Wypadki samochodowe zajmują ósmą, niechlubną pozycję na liście najczęstszych przyczyn śmierci ludzi. Co roku na drogach w wyniku potrąceń traci życie ponad 1,3 mln ludzi. Do większości z nich dochodzi w miastach. A ponieważ te wciąż się rozrastają amerykański think tank World Resources Institute (WRI) szacuje, że w 2030 roku wypadki staną się piątą najczęstszą przyczyną śmierci.

Dotyczy to głównie krajów rozwijających się, a najbardziej narażone grupy to dzieci, ludzie starsi oraz biedni.

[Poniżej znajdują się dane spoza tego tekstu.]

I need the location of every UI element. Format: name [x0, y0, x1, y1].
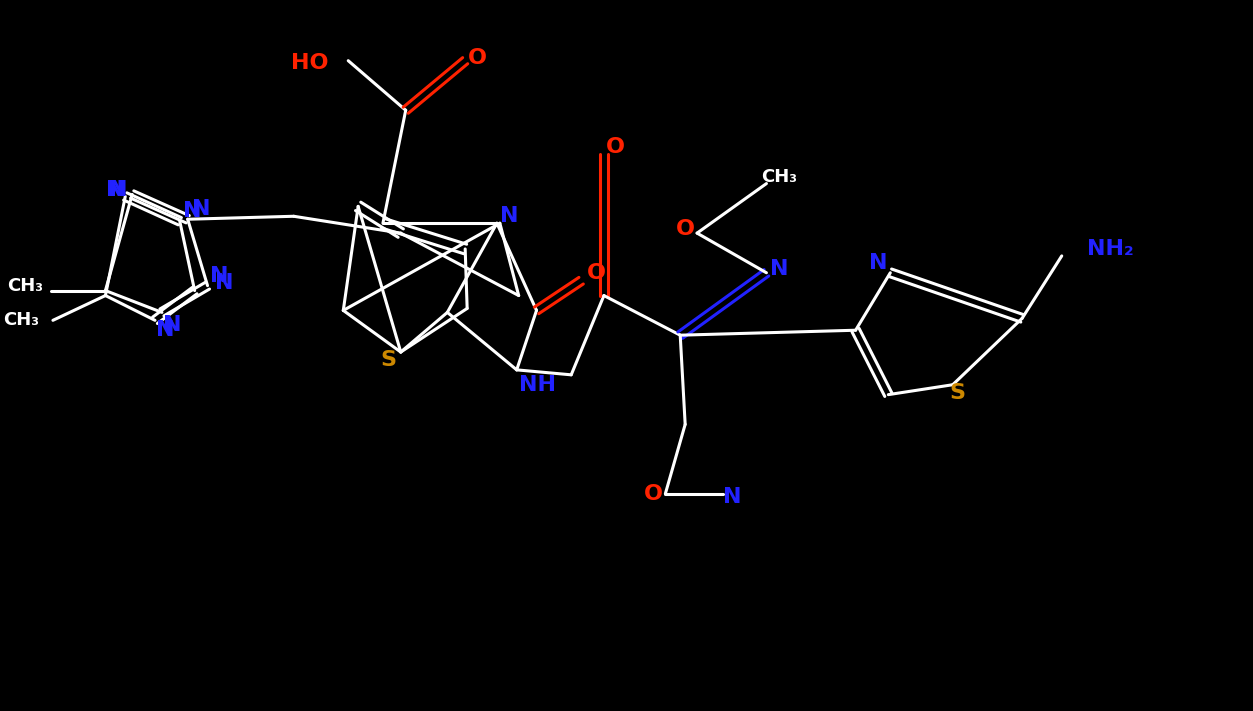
- Text: N: N: [192, 199, 211, 219]
- Text: N: N: [216, 272, 233, 293]
- Text: O: O: [644, 483, 663, 503]
- Text: N: N: [107, 179, 124, 200]
- Text: N: N: [109, 179, 128, 200]
- Text: O: O: [586, 263, 605, 283]
- Text: N: N: [163, 315, 182, 336]
- Text: NH₂: NH₂: [1086, 239, 1133, 259]
- Text: N: N: [155, 320, 174, 341]
- Text: S: S: [950, 383, 966, 402]
- Text: O: O: [467, 48, 486, 68]
- Text: CH₃: CH₃: [3, 311, 39, 329]
- Text: N: N: [771, 259, 788, 279]
- Text: HO: HO: [291, 53, 328, 73]
- Text: CH₃: CH₃: [8, 277, 43, 294]
- Text: N: N: [211, 266, 228, 286]
- Text: NH: NH: [519, 375, 556, 395]
- Text: N: N: [723, 487, 742, 507]
- Text: N: N: [500, 206, 517, 226]
- Text: CH₃: CH₃: [762, 168, 797, 186]
- Text: N: N: [183, 201, 202, 221]
- Text: O: O: [675, 219, 694, 239]
- Text: S: S: [380, 350, 396, 370]
- Text: N: N: [870, 253, 887, 273]
- Text: O: O: [606, 137, 625, 157]
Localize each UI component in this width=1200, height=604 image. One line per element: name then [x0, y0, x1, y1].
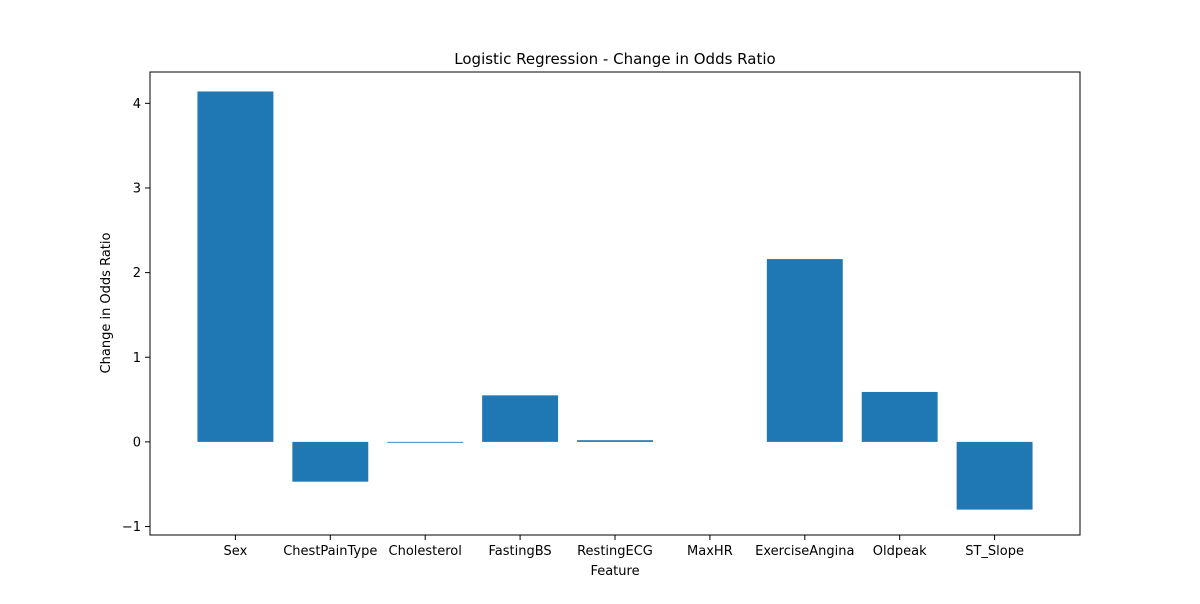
bar-cholesterol — [387, 441, 464, 443]
bar-chestpaintype — [292, 441, 369, 482]
y-tick-label: 1 — [133, 351, 141, 366]
x-tick-label: MaxHR — [687, 544, 733, 559]
y-tick-label: 2 — [133, 266, 141, 281]
bar-oldpeak — [861, 391, 938, 442]
x-ticks-layer: Sex ChestPainType Cholesterol FastingBS Rest… — [224, 535, 1024, 559]
y-tick-label: 4 — [133, 97, 141, 112]
bar-restingecg — [577, 440, 653, 442]
x-tick-label: ST_Slope — [965, 544, 1024, 559]
chart-title: Logistic Regression - Change in Odds Rat… — [454, 50, 775, 68]
bar-st-slope — [956, 441, 1033, 510]
x-axis-label: Feature — [590, 564, 639, 579]
x-tick-label: ChestPainType — [283, 544, 377, 559]
y-ticks-layer: −1 0 1 2 3 4 — [122, 97, 150, 535]
x-tick-label: Sex — [224, 544, 248, 559]
plot-frame — [149, 71, 1081, 536]
bar-fastingbs — [482, 395, 559, 442]
y-tick-label: −1 — [122, 520, 141, 535]
x-tick-label: FastingBS — [489, 544, 552, 559]
x-tick-label: RestingECG — [577, 544, 653, 559]
x-tick-label: ExerciseAngina — [755, 544, 854, 559]
y-tick-label: 3 — [133, 181, 141, 196]
x-tick-label: Cholesterol — [389, 544, 462, 559]
bars-layer — [197, 91, 1033, 510]
x-tick-label: Oldpeak — [873, 544, 927, 559]
bar-exerciseangina — [766, 259, 843, 442]
y-axis-label: Change in Odds Ratio — [99, 233, 114, 374]
bar-sex — [197, 91, 274, 442]
y-tick-label: 0 — [133, 435, 141, 450]
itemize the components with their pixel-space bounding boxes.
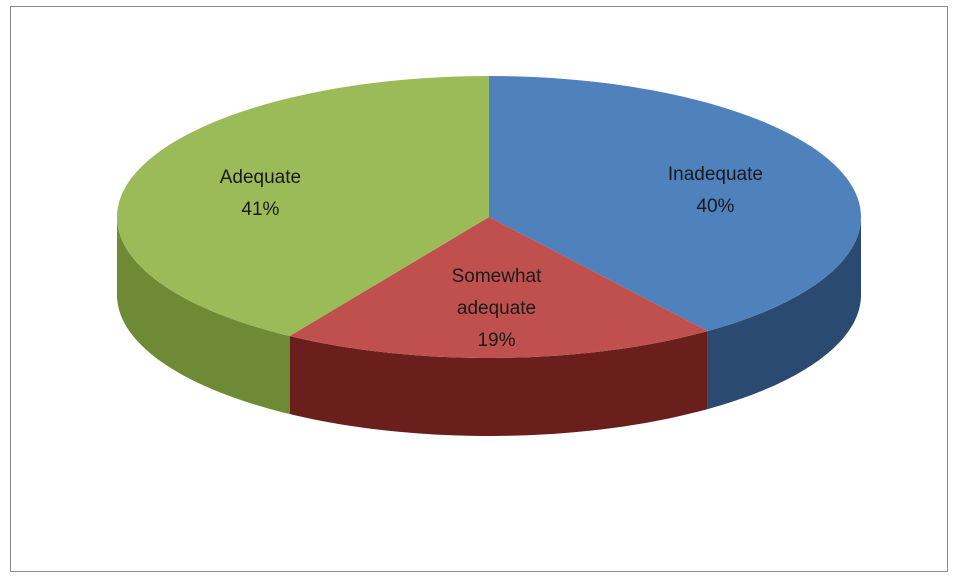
slice-category-label: Adequate bbox=[220, 167, 301, 188]
pie-slice-adequate bbox=[117, 76, 489, 337]
pie-side-inadequate bbox=[707, 217, 861, 410]
slice-label-adequate: Adequate 41% bbox=[220, 167, 301, 220]
slice-value-label: 19% bbox=[477, 330, 515, 351]
pie-sides bbox=[117, 217, 861, 436]
pie-slice-somewhat-adequate bbox=[289, 217, 708, 358]
pie-slice-inadequate bbox=[489, 76, 861, 332]
pie-tops bbox=[117, 76, 861, 358]
slice-label-somewhat-adequate: Somewhat adequate 19% bbox=[452, 266, 542, 351]
slice-value-label: 41% bbox=[241, 199, 279, 220]
slice-category-label: adequate bbox=[457, 298, 536, 319]
slice-label-inadequate: Inadequate 40% bbox=[668, 164, 763, 217]
pie-labels: Inadequate 40% Somewhat adequate 19% Adequate… bbox=[220, 164, 763, 351]
slice-category-label: Inadequate bbox=[668, 164, 763, 185]
slice-category-label: Somewhat bbox=[452, 266, 542, 287]
pie-side-somewhat-adequate bbox=[289, 331, 708, 436]
slice-value-label: 40% bbox=[696, 196, 734, 217]
pie-side-adequate bbox=[117, 217, 290, 415]
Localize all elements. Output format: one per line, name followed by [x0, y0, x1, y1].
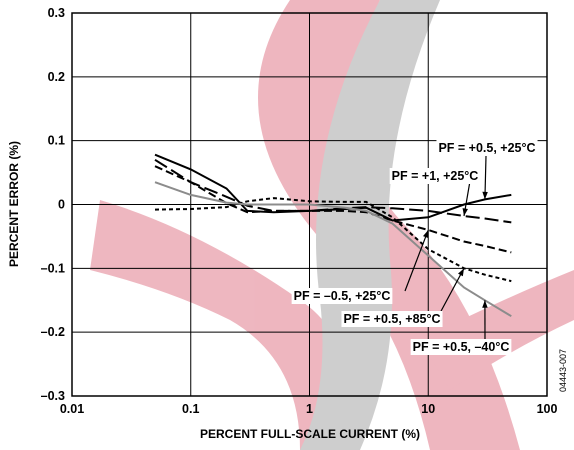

Jak wynika z raportu przygotowanego przez WRI Cities Safer by Design, problem nie tkwi wcale w rosnącej gęstości zaludnienia. W bardzo zatłoczonym Tokio w wypadkach samochodowych ginie 1 osoba na 79 tys. mieszkańców i jest dużo bezpieczniej niż w rolniczej Alabamie, gdzie śmierć w wypadkach ponosi 1 osoba na każde 27 tys. mieszkańców. W biedniejszych krajach odsetek ofiar wypadków jest jeszcze wyższy: na przykład w indyjskim Chenai rocznie ginie jedna osoba na 4 tys., w kenijskim Nairobi jedna osoba na 6 tys., a w Salvadorze jedna na osoba na 7 tys. Zresztą nawet wyższy rozwój gospodarczy też niczego nie gwarantuje, w Atlancie najgroźniejszym z amerykańskich miast w wypadkach traci życie jedna osoba na 10 tys ludzi, a w Moskwie jedna na 14 tys. ludzi.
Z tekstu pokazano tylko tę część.